Los «ganadores» de la meritocracia son gente que a menudo están convencidos que si han llegado lejos y son millonarios es por mérito suyo, no debido a privilegios pasados o suerte. Esta nueva élite, por tanto, a menudo son poco conscientes de las barreras que el resto de la población se enfrenta para poder prosperar, o de los enormes problemas que la acumulación de poder y riqueza y el debilitamiento de las instituciones generan para quienes están fuera de la burbuja. La vieja aristocracia era una casta de privilegiados que a menudo era muy consciente de sus enormes privilegios. La nueva aristocracia se cree que si ganan millones en Wall Street es porque son unos genios, no porque el sector financiero esté mucho menos regulado (y sea mucho más peligroso) que en 1950. ¿Para que van a cambiar un sistema que funciona, con ellos como ejemplo de su éxito? Más aún cuando cualquier cambio acabará costándoles dinero.

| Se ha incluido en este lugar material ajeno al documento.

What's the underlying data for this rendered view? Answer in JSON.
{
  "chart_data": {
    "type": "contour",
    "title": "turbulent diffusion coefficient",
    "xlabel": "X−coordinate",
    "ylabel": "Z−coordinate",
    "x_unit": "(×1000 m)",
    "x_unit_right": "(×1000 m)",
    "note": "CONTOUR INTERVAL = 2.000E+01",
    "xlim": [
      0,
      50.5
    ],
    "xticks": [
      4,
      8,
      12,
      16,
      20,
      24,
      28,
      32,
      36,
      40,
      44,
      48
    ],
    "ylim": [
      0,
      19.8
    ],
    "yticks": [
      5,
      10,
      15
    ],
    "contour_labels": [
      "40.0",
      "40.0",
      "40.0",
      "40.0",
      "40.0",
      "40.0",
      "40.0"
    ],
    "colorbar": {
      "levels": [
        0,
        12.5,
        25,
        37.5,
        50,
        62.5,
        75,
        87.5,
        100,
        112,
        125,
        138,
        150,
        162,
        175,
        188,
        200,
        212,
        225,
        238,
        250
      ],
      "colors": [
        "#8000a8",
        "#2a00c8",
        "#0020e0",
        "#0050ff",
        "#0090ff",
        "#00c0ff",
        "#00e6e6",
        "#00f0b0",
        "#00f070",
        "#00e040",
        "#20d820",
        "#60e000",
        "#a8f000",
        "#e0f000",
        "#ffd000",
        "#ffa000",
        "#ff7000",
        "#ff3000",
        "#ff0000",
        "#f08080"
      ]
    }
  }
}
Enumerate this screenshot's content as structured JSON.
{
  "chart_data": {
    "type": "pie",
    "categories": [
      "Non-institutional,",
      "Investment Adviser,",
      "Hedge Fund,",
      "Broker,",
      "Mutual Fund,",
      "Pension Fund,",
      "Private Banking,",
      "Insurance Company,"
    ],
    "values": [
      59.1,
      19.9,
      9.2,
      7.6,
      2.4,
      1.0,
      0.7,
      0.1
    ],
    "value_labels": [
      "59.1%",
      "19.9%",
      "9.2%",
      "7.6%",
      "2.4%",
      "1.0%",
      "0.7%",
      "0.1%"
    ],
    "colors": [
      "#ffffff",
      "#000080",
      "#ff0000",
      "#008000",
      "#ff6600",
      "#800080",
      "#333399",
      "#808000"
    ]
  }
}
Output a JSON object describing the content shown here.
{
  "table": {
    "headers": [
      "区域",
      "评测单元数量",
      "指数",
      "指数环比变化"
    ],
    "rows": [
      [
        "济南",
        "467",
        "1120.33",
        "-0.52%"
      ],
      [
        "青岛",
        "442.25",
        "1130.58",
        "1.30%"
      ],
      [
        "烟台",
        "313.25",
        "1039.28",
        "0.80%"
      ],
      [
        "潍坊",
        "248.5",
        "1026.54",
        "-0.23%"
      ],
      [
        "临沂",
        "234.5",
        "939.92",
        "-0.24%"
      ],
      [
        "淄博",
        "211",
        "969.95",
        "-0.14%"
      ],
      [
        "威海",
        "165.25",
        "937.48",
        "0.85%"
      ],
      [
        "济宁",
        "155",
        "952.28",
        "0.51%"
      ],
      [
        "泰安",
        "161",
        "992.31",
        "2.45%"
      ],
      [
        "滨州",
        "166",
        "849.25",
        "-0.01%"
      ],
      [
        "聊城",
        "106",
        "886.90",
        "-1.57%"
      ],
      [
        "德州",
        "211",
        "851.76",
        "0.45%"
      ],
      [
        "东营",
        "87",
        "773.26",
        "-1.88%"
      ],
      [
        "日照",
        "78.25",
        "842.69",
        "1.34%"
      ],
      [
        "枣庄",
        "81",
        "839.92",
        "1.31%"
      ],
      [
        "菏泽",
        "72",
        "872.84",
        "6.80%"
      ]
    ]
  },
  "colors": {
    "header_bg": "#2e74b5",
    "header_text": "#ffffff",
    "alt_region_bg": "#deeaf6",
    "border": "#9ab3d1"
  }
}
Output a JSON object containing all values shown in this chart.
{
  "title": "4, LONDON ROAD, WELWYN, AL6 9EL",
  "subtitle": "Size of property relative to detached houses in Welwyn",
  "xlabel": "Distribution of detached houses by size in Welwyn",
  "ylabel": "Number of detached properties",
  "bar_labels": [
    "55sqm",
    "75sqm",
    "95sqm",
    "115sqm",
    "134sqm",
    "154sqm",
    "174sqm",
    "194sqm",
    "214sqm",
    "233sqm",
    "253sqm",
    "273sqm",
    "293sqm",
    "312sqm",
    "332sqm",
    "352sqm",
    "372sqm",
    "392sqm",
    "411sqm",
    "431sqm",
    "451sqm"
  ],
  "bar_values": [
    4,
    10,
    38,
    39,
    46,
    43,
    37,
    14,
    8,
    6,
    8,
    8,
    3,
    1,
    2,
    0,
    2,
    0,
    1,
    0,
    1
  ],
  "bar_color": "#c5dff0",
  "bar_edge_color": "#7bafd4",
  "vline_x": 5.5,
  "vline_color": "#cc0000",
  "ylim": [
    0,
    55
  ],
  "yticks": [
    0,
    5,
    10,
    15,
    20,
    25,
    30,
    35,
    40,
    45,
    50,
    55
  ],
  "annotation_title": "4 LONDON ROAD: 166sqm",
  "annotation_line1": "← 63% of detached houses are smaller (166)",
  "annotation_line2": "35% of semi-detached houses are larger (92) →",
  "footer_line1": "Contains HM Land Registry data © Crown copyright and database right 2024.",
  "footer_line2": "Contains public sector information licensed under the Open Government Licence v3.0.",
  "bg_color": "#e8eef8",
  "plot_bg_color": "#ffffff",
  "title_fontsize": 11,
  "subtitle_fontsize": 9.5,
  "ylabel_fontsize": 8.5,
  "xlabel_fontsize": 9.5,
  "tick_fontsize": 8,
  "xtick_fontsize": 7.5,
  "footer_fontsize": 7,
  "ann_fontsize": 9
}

Mi sensación, me temo, es que la explicación de incentivos es también incompleta. La extravagante, obscena acumulación de riqueza en unos pocos en Estados Unidos es un fenómeno único (no hay ningún lugar del mundo desarrollado comparable, con la excepción de Reino Unido), así que estamos seguramente ante un fenómeno político, pero es difícil decir si es fruto de un «fracaso» de las élites o una estrategia racional de los conservadores post-Nixon. Es también fácil idealizar los grandes líderes de antaño, olvidando los colosales cretinos salidos de la vieja aristocracia, o fijarse en los problemas de los nuevos líderes, olvidando que aunque Lyndon Johnson fuera un cretino, el tipo aprobó legislación de derechos civiles impensable apenas una década antes.
Lo que me parece indudable, sin embargo, es que hay algo que se ha «roto» en la sociedad americana, y es algo que viene de lejos. El fracaso de las élites puede que sea una causa, puede que sea un síntoma. Pero los problemas de fondo en Estados Unidos son ciertamente reales.
*:Hasta este año había un Kennedy en el senado estatal de Connnecticut. Gran tipo, pero cargante hasta decir basta.
**: El impuesto sobre la renta llegó a tener 56 tramos (¡!) en 1918.